Further reflection on the "star optional after a GCS character" issue on the
XRI Editor's SC call yesterday has produced two additional perspectives I
believe may be helpful. Since I'll be on the road for tomorrow's XRI
Editor's SC call, I'll post these thoughts here so folks can review them
before the call.

The first perspective is based on overall treatment of null segments in XRI
syntax; the second based on overall treatment of first subsegments.

OVERALL TREATMENT OF NULL SUBSEGMENTS

So far in XRI 1.1 we've made three decisions relative to null subsegments:

1) Generic XRI syntax should allow null subsegments, for the same reasons
that RFC2396bis does (and because they are required by at least one XRI
application, XDI.)

2) The XRI authority portion of an XRI, where we have an interest in tighter
syntactic rules in order to support reliable XRI resolution, should as a
rule not allow null subsegments.

3) The one exception is null subsegments after a GCS character in order to
allow a persistent subsegment delimiter ("!") to follow a GCS character.

It is #3 that leads to the issue we are discussing, namely: should we also
allow a * null subsegment after a GCS character, and if so, what does it
mean?

The perspective that comes from looking at the overall issue of null
subsegment significance in XRIs is this: from the standpoint of generic XRI
syntax, a null subsegment MUST be treated as significant in an XRI path,
because applications like XDI are counting on this behavior. For example,
the following two XRIs MUST NOT be considered equivalent:

@foo/bar
@foo/*bar

In XDI, these would address completely different resources. Thus the
significance of the star as a null subsegment delimiter is critical to XDI
addressing.

It would be consistent with this rule to say the presence of a null
subsegment in an XRI authority MUST also be treated as significant. This is
also consistent with rule #2 above about why we do not allow null
subsegments in an XRI (because if they were present they would be
significant.)

The logical conclusion is that if we allow null subsegments after a GCS
character before a * delimiter, the null subsegment MUST be considered
significant. That would mean that the following would not be equivalent:

@foo
@*foo

However we were in a agreement on yesterday's call that if @*foo were
allowed, it should be equivalent to @foo.
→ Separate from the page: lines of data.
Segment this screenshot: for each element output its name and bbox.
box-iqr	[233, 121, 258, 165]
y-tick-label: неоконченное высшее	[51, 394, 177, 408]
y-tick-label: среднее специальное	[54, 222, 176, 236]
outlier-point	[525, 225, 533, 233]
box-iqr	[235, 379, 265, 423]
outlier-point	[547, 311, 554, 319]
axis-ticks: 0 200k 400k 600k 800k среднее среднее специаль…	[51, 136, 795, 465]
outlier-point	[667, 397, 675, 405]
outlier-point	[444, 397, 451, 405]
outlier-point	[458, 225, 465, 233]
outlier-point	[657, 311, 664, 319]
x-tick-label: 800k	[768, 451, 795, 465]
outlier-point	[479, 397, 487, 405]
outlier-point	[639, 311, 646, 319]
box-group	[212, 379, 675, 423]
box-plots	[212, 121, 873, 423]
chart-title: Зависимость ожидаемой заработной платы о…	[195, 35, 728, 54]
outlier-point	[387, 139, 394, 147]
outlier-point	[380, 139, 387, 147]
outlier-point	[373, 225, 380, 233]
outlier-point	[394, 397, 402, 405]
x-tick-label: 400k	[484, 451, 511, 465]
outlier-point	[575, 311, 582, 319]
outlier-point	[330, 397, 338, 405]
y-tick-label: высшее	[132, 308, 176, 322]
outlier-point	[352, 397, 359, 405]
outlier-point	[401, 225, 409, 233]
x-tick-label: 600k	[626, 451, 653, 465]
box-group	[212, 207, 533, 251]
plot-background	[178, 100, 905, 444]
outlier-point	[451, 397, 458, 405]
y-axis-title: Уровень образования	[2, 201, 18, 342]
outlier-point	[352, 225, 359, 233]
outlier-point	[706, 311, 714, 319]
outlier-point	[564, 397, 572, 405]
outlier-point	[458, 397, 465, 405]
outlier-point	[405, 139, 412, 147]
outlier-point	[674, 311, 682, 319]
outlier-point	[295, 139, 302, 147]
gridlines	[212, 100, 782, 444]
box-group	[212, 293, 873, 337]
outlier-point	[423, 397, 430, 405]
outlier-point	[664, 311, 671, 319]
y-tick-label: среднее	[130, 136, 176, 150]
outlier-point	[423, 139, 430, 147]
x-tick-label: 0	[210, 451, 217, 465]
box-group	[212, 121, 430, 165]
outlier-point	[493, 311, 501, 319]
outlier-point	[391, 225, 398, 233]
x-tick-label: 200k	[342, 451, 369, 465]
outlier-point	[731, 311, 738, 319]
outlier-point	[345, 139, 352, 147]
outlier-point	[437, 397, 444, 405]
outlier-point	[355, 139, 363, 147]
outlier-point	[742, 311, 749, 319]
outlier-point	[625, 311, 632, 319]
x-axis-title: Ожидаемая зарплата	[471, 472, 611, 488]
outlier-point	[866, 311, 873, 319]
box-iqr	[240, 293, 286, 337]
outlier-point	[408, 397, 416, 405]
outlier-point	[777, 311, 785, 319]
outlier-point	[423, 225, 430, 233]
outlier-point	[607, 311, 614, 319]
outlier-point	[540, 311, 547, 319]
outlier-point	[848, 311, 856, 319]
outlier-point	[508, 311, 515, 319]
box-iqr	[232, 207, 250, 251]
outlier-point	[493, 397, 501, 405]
OVERALL TREATMENT OF FIRST SUBSEGMENTS

A second perspective on this issue comes from the overall XRI treatment of
first subsegments. In XRI 1.0, we defined that the first subsegment in a
segment was reassignable by default if it was not preceeded by a persistent
subsegment delimiter, because that's the way URIs and file paths and many
other path-based addressing systems already worked. So in "/foo/bar", "foo"
and "bar" were both reassignable by definition.

We applied the same rule to GCS characters for the same reason: it made them
as simple and human-friendly as possible, and the behavior was consistent
with "//" in URI authorities.

Conclusion: since the rule for ALL segments in an XRI is that the first
subsegment is reassignable unless preceeded by a persistent subsegment
delimiter, there is no need to add a * to indicate reassignability.